The Phillies signed Billingsley to a one-year, $1.5 million contract, betting he could successfully rehab from a pair of elbow surgeries and provide the organization much-needed starting pitching depth.
Who knew they would need him this badly? The Phillies lost Cliff Lee for the season in March and just optioned right-hander David Buchanan to Triple-A Lehigh Valley.
Billingsley will be in the rotation for the foreseeable future, assuming he remains healthy and pitches relatively well. In fact, Billingsley will be part of a four-man rotation until May 12. Sean O'Sullivan will begin a rehab assignment Thursday with Class A Lakewood. O'Sullivan seems to be the most likely candidate to rejoin the rotation, considering his next turn to pitch would be May 12.
In a perfect world for the Phillies, Billingsley will pitch like he pitched with the Dodgers from 2008-12, when his 3.70 ERA ranked 35th out of 95 qualified pitchers. His pitching WAR tied for 49th in that span. If he performs to that level, the Phillies could conceivably trade him to a contending team before the July 31 non-wavier Trade Deadline.
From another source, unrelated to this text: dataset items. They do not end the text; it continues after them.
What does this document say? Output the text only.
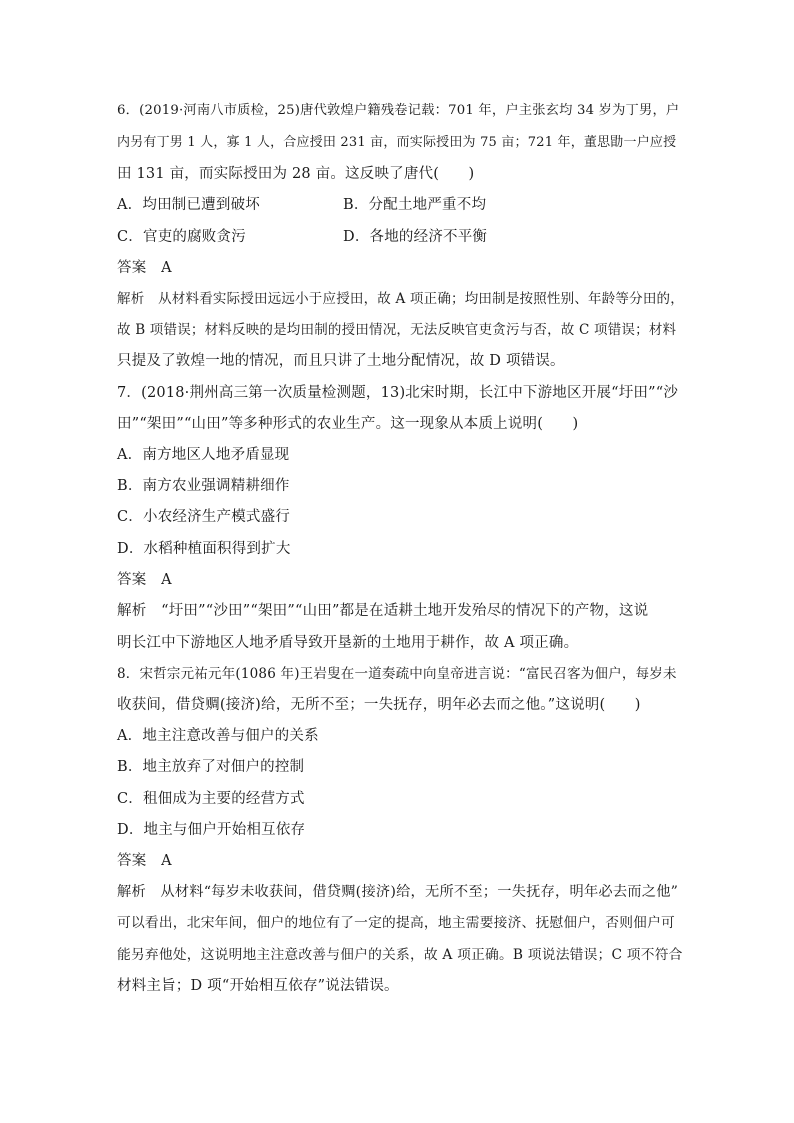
6．(2019·河南八市质检，25)唐代敦煌户籍残卷记载：701 年，户主张玄均 34 岁为丁男，户
内另有丁男 1 人，寡 1 人，合应授田 231 亩，而实际授田为 75 亩；721 年，董思勖一户应授
田 131 亩，而实际授田为 28 亩。这反映了唐代(　　)
A．均田制已遭到破坏	B．分配土地严重不均
C．官吏的腐败贪污	D．各地的经济不平衡
答案　A
解析　从材料看实际授田远远小于应授田，故 A 项正确；均田制是按照性别、年龄等分田的，
故 B 项错误；材料反映的是均田制的授田情况，无法反映官吏贪污与否，故 C 项错误；材料
只提及了敦煌一地的情况，而且只讲了土地分配情况，故 D 项错误。
7．(2018·荆州高三第一次质量检测题，13)北宋时期，长江中下游地区开展“圩田”“沙
田”“架田”“山田”等多种形式的农业生产。这一现象从本质上说明(　　)
A．南方地区人地矛盾显现
B．南方农业强调精耕细作
C．小农经济生产模式盛行
D．水稻种植面积得到扩大
答案　A
解析　“圩田”“沙田”“架田”“山田”都是在适耕土地开发殆尽的情况下的产物，这说
明长江中下游地区人地矛盾导致开垦新的土地用于耕作，故 A 项正确。
8．宋哲宗元祐元年(1086 年)王岩叟在一道奏疏中向皇帝进言说：“富民召客为佃户，每岁未
收获间，借贷赒(接济)给，无所不至；一失抚存，明年必去而之他。”这说明(　　)
A．地主注意改善与佃户的关系
B．地主放弃了对佃户的控制
C．租佃成为主要的经营方式
D．地主与佃户开始相互依存
答案　A
解析　从材料“每岁未收获间，借贷赒(接济)给，无所不至；一失抚存，明年必去而之他”
可以看出，北宋年间，佃户的地位有了一定的提高，地主需要接济、抚慰佃户，否则佃户可
能另弃他处，这说明地主注意改善与佃户的关系，故 A 项正确。B 项说法错误；C 项不符合
材料主旨；D 项“开始相互依存”说法错误。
Of course, that is the farthest thing from Billingsley's mind. He just wants to get on the mound and pitch in a big league game. He has had a long time to think about what it will be like.
"You just sit back and you think about how much fun it was to be out there competing and pitching every fifth day," Billingsley said. "That's what kind of motivated me. So I had to think like that and continue -- to achieve this."